Arterial hypertension represents a serious public health problem, being a major cause of morbidity and mortality worldwide. The availability of many antihypertensive therapeutic strategies still fails to adequately treat around 20% of hypertensive patients, who are considered resistant to conventional treatment. In the pathogenesis of hypertension, immune system mechanisms are activated and both the innate and adaptive immune responses play a crucial role. However, what, when and how the immune system is triggered during hypertension development is still largely undefined. In this context, this review highlights scientific advances in the manipulation of the immune system in order to attenuate hypertension and end-organ damage. Here, we discuss the potential use of immunosuppressants and immunomodulators as pharmacological tools to control the activation of the immune system, by non-specific and specific mechanisms, to treat hypertension and improve end-organ damage. Nevertheless, more clinical trials should be performed with these drugs to establish their therapeutic efficacy, safety and risk-benefit ratio in hypertensive conditions. LINKED ARTICLES: This article is part of a themed section on Immune Targets in Hypertension. To view the other articles in this section visit http://onlinelibrary.wiley.com/doi/10.1111/bph.v176.12/issuetoc.

Figure 1

Targets in the immune system for the treatment of hypertension.
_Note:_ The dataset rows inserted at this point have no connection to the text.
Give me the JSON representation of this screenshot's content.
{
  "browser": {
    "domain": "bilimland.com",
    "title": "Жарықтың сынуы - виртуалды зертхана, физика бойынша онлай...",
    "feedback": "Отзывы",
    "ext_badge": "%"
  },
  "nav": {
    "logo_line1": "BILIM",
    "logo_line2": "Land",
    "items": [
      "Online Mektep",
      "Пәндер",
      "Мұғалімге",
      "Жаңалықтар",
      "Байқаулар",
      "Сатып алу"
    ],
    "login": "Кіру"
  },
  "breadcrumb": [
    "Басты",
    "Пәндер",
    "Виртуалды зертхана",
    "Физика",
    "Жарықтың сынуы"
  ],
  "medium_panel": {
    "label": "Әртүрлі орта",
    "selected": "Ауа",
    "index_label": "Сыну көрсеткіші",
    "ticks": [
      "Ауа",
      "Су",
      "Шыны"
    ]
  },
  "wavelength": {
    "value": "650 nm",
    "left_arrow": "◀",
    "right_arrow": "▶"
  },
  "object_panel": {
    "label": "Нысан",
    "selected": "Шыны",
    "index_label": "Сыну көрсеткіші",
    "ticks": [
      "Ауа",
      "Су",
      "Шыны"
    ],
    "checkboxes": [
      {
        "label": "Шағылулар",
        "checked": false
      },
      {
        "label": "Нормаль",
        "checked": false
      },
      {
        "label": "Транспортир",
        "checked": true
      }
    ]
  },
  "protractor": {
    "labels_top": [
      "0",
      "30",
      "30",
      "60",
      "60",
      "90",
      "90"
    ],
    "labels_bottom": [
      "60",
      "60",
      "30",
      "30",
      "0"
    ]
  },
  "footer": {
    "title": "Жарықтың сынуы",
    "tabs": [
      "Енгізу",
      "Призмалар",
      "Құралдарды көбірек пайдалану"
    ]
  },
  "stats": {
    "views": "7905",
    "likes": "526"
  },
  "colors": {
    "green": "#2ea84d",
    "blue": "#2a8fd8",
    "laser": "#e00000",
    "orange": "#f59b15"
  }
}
The unregulated and persistent activation of the immune system, cytokine release and oxidative stress induce cardiovascular organ damage and, consequently, hypertension. Drugs available to modulate the immune response and likely to control BP and improve end‐organ damage are shown in the grey boxes. The dashed orange arrows indicate a diminished response, while black arrows indicate activated mechanisms. More details about the drugs are found in the main text. Based on patient risk/benefit ratio profile of targeted therapies, immune system modulation may provide a new strategy to treat hypertension. AP‐1, activator protein 1; IRF3, IFN regulatory factor 3; MyD88, myeloid differentiation response 88 protein; Tac, tacrolimus; TRIF, toll/IL‐1 receptor homologous region domain‐containing adapter‐inducing IFN‐β.

Figure 2

Differential effects of immunosuppressants and immunomodulators on hypertension. Classical immunosuppressant drugs are in the green section, immunomodulators targeting the innate immune response are in the yellow section and immunomodulators targeting the adaptive immune response are in the red section. Drugs shifted to the right have these effects: (i) reduced BP, (ii) decreased organ damage and/or (iii) there is clinical evidence of cardiovascular benefits. Drugs on the left of the figure indicate that one or more of these conditions were met: (i) does not have clinical evidence in hypertension, only experimental; (ii) it works in one hypertensive model and others had no effect and/or (iii) it is toxic to the cardiovascular system. The centre position indicates intermediary effects, with risks and benefits to hypertension. Overall, this figure correlates the risk–benefit ratio to treat hypertension. Anti‐IL‐17AR, IL 17A receptor antibody; BAS, basiliximab; MMF, mycophenolate mofetil; Tac, tacrolimus.